How to Save Money on Renters Insurance

Safety & Security Discounts

Some insurance companies may lower your premium if you or your landlord has taken extra safety and security precautions around the covered property by installing home security systems, smoke and fire alarms, automatic sprinklers, window/door alarms, etc. Essentially, doing so somewhat softens the risk your carrier is exposed to for covered perils like fire, theft, and vandalism; therefore, that reduced risk is reflected in your premium.

Good Credit Score

Higher credit scores correlate with lower premiums. Regardless of your provider, insurers will assume a higher risk with tenants with a lower credit score, as individuals with lower credit scores are statistically more likely to file a claim due to unpaid debt and overall poorer creditworthiness.

Autopay or Paying in Full

Opting to fulfill your monthly or annual payments through autopay may result in a slight discount from your insurance company. By signing up for auto-pay, you eliminate your risk of late or missed payments and therefore mitigate any need for your carrier to fill in financially in the interim. Paying on time also means your credit score won’t be inadvertently affected, allowing you to maintain a lower premium by virtue of a higher credit score.

Multi-Policy Discounts

Bundling incentives are plentiful across the insurance industry. Most renters insurance carriers offer opportunities for a policyholder to bundle their policy with other insurance products like life, pet, homeowners, and auto insurance, so long as they’re all administered by the same provider. Not only can you save money by bundling policies, but it can also make managing your insurance information easier with everything consolidated in one place.

Frequently Asked Questions

How do I buy renters insurance?

Renter’s insurance can be easily purchased through any provider’s primary website or by calling a carrier’s toll-free number to speak with a live insurance agent. Some providers may allow you to enroll via email or mail if that’s your preference, though we recommend signing up online for the fastest experience.

How can I find the cheapest renters insurance?
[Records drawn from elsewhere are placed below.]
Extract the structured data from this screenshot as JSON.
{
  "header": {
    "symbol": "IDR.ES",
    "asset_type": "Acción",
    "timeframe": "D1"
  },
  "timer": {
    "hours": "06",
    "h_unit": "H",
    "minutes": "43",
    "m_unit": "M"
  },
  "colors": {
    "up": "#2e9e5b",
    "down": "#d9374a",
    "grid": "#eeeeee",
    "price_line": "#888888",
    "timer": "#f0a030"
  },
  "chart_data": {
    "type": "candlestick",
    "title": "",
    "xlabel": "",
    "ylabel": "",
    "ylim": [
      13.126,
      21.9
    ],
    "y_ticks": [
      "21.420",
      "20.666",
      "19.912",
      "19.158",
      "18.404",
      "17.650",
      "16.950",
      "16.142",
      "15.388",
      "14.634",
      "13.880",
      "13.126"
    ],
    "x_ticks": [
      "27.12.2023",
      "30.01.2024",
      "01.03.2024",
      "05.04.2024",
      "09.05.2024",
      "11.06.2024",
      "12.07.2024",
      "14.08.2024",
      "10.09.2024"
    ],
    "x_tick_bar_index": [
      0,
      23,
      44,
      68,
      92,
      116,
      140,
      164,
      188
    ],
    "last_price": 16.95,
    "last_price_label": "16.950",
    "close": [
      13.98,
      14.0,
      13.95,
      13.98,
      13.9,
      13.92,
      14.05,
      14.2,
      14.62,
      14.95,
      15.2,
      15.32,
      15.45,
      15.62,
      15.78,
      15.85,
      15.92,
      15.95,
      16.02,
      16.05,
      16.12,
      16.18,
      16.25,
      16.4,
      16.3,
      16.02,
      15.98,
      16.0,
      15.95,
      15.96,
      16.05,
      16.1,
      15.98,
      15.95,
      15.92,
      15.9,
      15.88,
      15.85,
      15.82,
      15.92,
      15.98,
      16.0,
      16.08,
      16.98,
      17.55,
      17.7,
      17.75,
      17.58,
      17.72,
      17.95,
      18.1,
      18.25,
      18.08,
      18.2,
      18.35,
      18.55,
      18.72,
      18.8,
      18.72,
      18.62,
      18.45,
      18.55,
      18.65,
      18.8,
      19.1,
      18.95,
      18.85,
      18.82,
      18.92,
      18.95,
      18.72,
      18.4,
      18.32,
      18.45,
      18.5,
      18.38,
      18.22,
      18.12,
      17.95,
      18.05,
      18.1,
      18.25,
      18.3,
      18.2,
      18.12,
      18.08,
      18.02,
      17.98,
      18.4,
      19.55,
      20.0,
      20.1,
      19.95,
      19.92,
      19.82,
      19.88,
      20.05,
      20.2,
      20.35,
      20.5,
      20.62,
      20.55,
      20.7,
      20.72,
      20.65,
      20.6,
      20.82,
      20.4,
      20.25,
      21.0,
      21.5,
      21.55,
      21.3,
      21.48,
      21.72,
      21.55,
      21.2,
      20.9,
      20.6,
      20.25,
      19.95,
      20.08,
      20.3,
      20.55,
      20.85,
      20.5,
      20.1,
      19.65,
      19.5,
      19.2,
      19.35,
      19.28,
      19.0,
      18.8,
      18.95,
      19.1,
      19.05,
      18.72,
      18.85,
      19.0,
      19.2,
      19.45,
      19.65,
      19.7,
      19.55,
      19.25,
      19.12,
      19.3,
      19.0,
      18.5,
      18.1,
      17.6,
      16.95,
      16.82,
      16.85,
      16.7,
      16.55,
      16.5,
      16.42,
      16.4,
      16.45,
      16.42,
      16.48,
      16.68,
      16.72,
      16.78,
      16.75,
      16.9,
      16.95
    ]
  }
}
Finding the cheapest renters insurance will never boil down to one provider. Though some insurers have more affordable base rates than others, the lowest-costing renter’s policy will depend on the personal specifications of your plan. To find the cheapest coverage based on your needs, we recommend comparing at least three renters insurance quotes with any reputable carriers that pique your interest. Consider some of the low-cost options highlighted in our cheapest renters insurance round-up.

Why did my renter's insurance premium increase?

A spike in your insurance premium could result from a few different factors. In the face of inflation and the current strain on supply chain demand, insurance prices are equally as susceptible to price hikes. Increased premiums may also be a reflection of the company itself. If your carrier has taken on additional risk, they may raise their rates to compensate for stronger financial stability.

What does renters insurance not cover?

Inclusions and exclusions will vary from carrier to carrier. Still, most renters insurance policies will not cover costs related to:

  • Property damage to the rental itself (this should be covered by the landlord’s insurance)
  • The property of another tenant on the property unless they are also listed on the policy
  • Damage or destruction caused by household pets
  • Earthquakes, sinkholes,  mudslides, or terrorism
  • Preventable pest infestations like bed bugs, mice, termites, roaches, etc.
  • Stolen personal vehicles
  • Irreplaceable valuables like engagement rings, collectibles, antiques, etc. (*without the purchase of additional coverage)

How do I file a renters insurance claim?

The simplest way to file a claim through your renter’s insurance provider is through your designated online customer portal. As you file your claim, you’ll likely be asked to provide supporting documentation, including photographs, tax receipts, proof of purchase, etc.